La niña acuclillada como una flor abierta sobre la tierra soleada, pasaba ahora a ser una tierna espiga movida por el aire seco: jugaba a la pata coja o la rayuela, saltándose las rayas que había dibujado con la rama. Sus trenzas se alzaban y a veces golpeaban contra su pequeña y adorable cabeza castaña. Sus dos pequeñas peras apuntaban cimbreantes en su torso, en tanto la blusa de muselina floreada le descubría de vez en vez su delicado abdomen deliciosamente plano y con seguridad levemente aterciopelado. Estaba a punto de correr hacia ella y comprobar que su ombligo pedía atenciones. Su ombligo que imaginaba como un hundido y lascivo ojo que la veía hacia adentro, cuando avisté que don Juan Menéndez Andrés se le aproximaba, para de inmediato volcar su furia contra la fragilidad de mi indefensa caléndula. Bastó un instante para que yo, aprovechando las ventajas que concede el sueño, sin dar un paso estuviera a unos cuantos metros del abusador, viéndome testigo de cómo, atenazándola con fuerza de su delgado y delicado brazo, la arrastraba hacia dentro de su choza donde se encontraba dormitando la madre. No fueron las súplicas de la aturdida niña las que la despertaron, sino los gritos excitados de don Juan que, tomando un cuchillo de la cocina, le cortaba las trenzas gritándole puta, que así se engañaba a los hombres. La pobre y tísica doña Alfonsina se echó contra el malentraña que la recibiría con un puñete en el rostro, solicitándole de malos modos que no interviniera, advirtiéndole además que desde ese momento María Manuela correría por su cuenta; que si don Joseph Ferrer, el padre, ya lo sabía, qué más daba que ella también. Y que se olvidaran de recibir el dinero prometido por servirse de la muchacha.

María Manuela temblaba de miedo y cólera, observando con ahogo de llanto cómo su madre, postrada y sangrante de un pómulo, amorosa recogía del suelo las trenzas que le habían sido arrancadas.

Todo fue tan alígero que no atiné en ese momento a defenderlas. Mi sueño se había mudado a opresión, a pesadilla, más cuando don Juan arrastró a la niña hacia la calle con el feo deseo de llevársela con él.
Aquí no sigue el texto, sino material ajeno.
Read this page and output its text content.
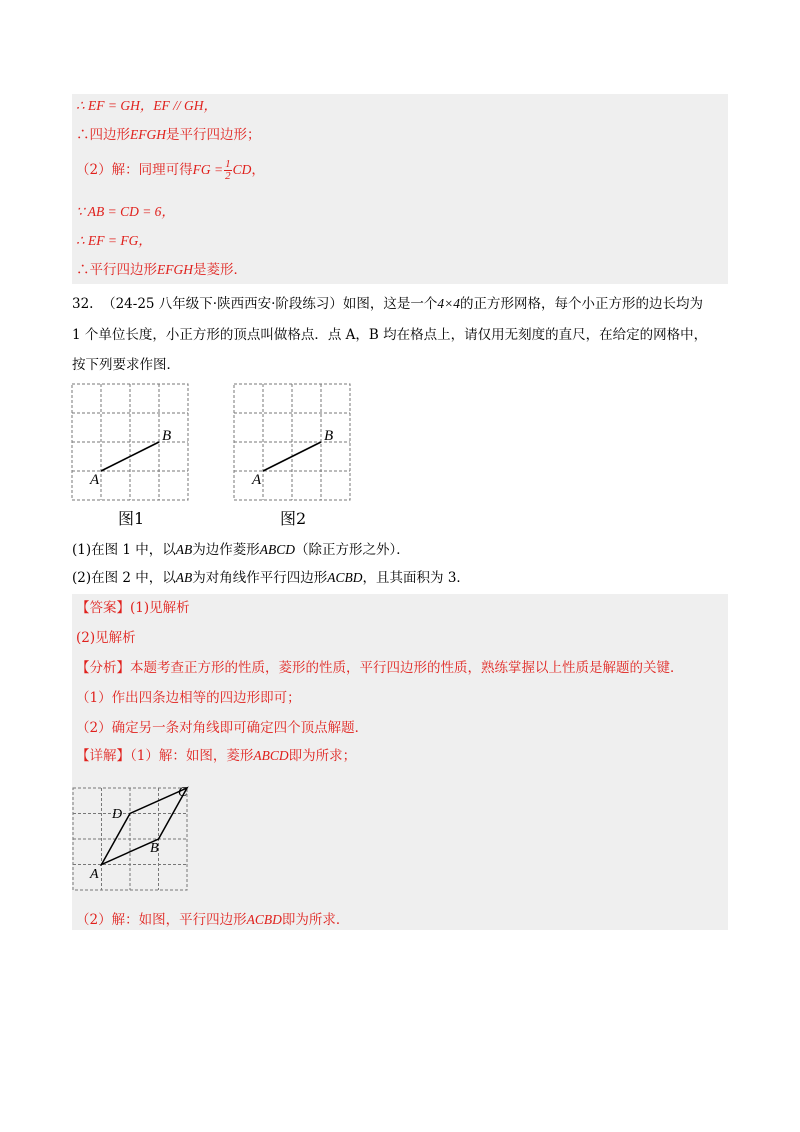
∴ EF = GH，EF // GH，
∴四边形EFGH是平行四边形；
（2）解：同理可得FG = $\frac{1}{2}$ CD，
∵ AB = CD = 6，
∴ EF = FG，
∴平行四边形EFGH是菱形．
32. （24-25 八年级下·陕西西安·阶段练习）如图，这是一个4×4的正方形网格，每个小正方形的边长均为
1 个单位长度，小正方形的顶点叫做格点．点 A，B 均在格点上，请仅用无刻度的直尺，在给定的网格中，
按下列要求作图．
A
B
图1
A
B
图2
(1)在图 1 中，以AB为边作菱形ABCD（除正方形之外）．
(2)在图 2 中，以AB为对角线作平行四边形ACBD，且其面积为 3．
【答案】(1)见解析
(2)见解析
【分析】本题考查正方形的性质，菱形的性质，平行四边形的性质，熟练掌握以上性质是解题的关键．
（1）作出四条边相等的四边形即可；
（2）确定另一条对角线即可确定四个顶点解题．
【详解】（1）解：如图，菱形ABCD即为所求；
A
B
C
D
（2）解：如图，平行四边形ACBD即为所求．
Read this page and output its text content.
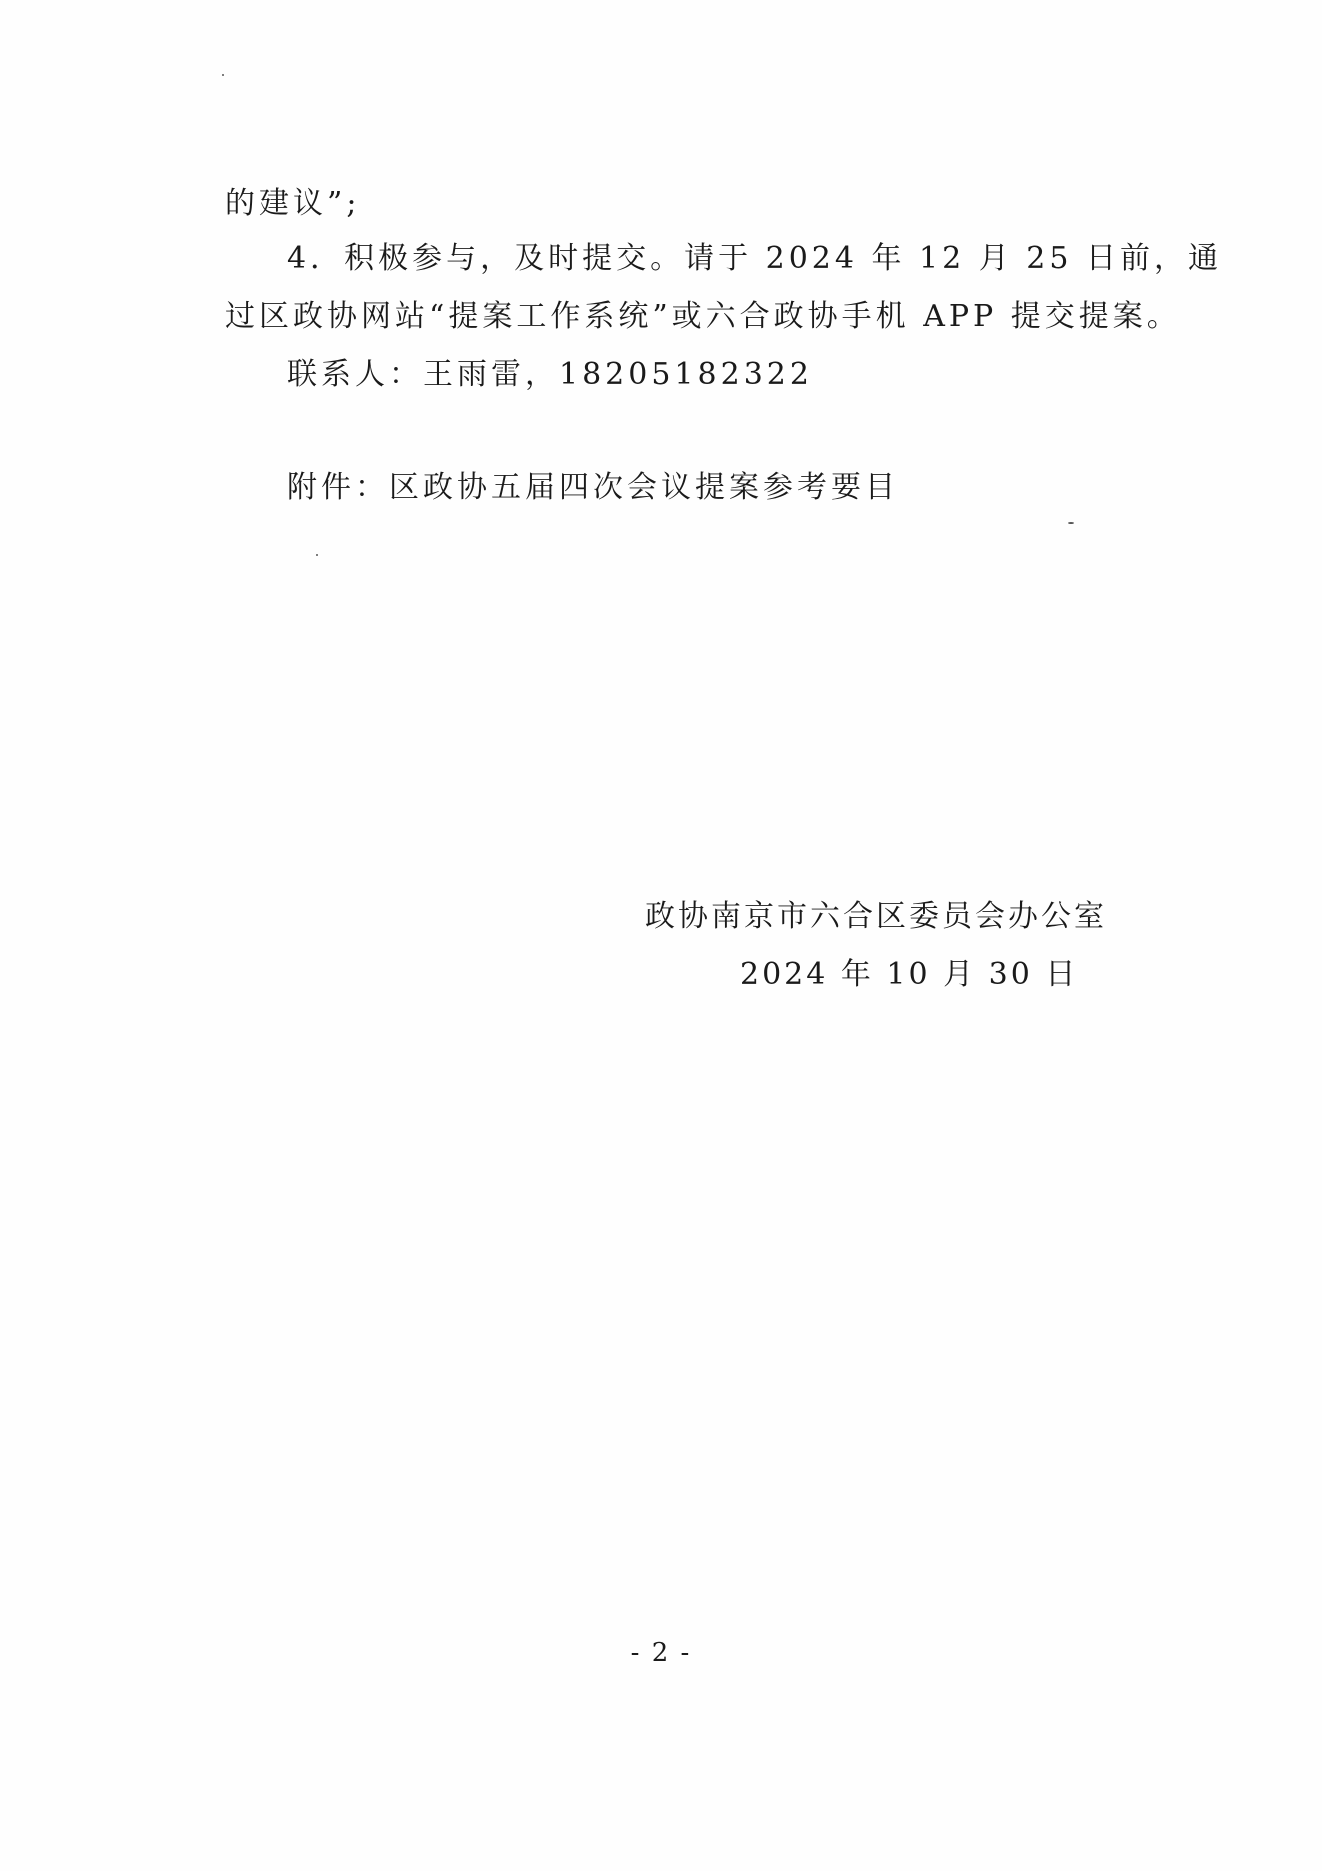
的建议”;
4．积极参与，及时提交。请于 2024 年 12 月 25 日前，通
过区政协网站“提案工作系统”或六合政协手机 APP 提交提案。
联系人：王雨雷，18205182322
附件：区政协五届四次会议提案参考要目
政协南京市六合区委员会办公室
2024 年 10 月 30 日
- 2 -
Entonces sentí un odio como nunca. ¿Deploraba en mi sueño que se me arrebatara algo precioso, como una ocasión de vida más allá de las tediosas, aborrecidas cotidianidades? Pues bien, sí.

Llevado por un impulso agresor, seguí al hombre por esas calles que parecían nunca transitadas hacía tiempo por nadie. Y previendo la distancia franqueable hasta su casa, tomé una piedra de buen tamaño y a la zaga golpeé con decidida reciedumbre la cabeza de don Juan Menéndez, yo que en mi vida he sido arrojado y fuerte. ¡Zonk! ¡Zonk! ¡Zonk! Golpazos que los muros de barro y canto me devolvían como resonancias de una música gloriosa. El hombre se derrumbó ante la niña que no acertaba más que a mirar cómo seguía yo golpeándolo hasta dejarlo inmóvil, quieto ahí sobre la tierra cuyo levantisco polvo se hacía fango en un charco de sangre.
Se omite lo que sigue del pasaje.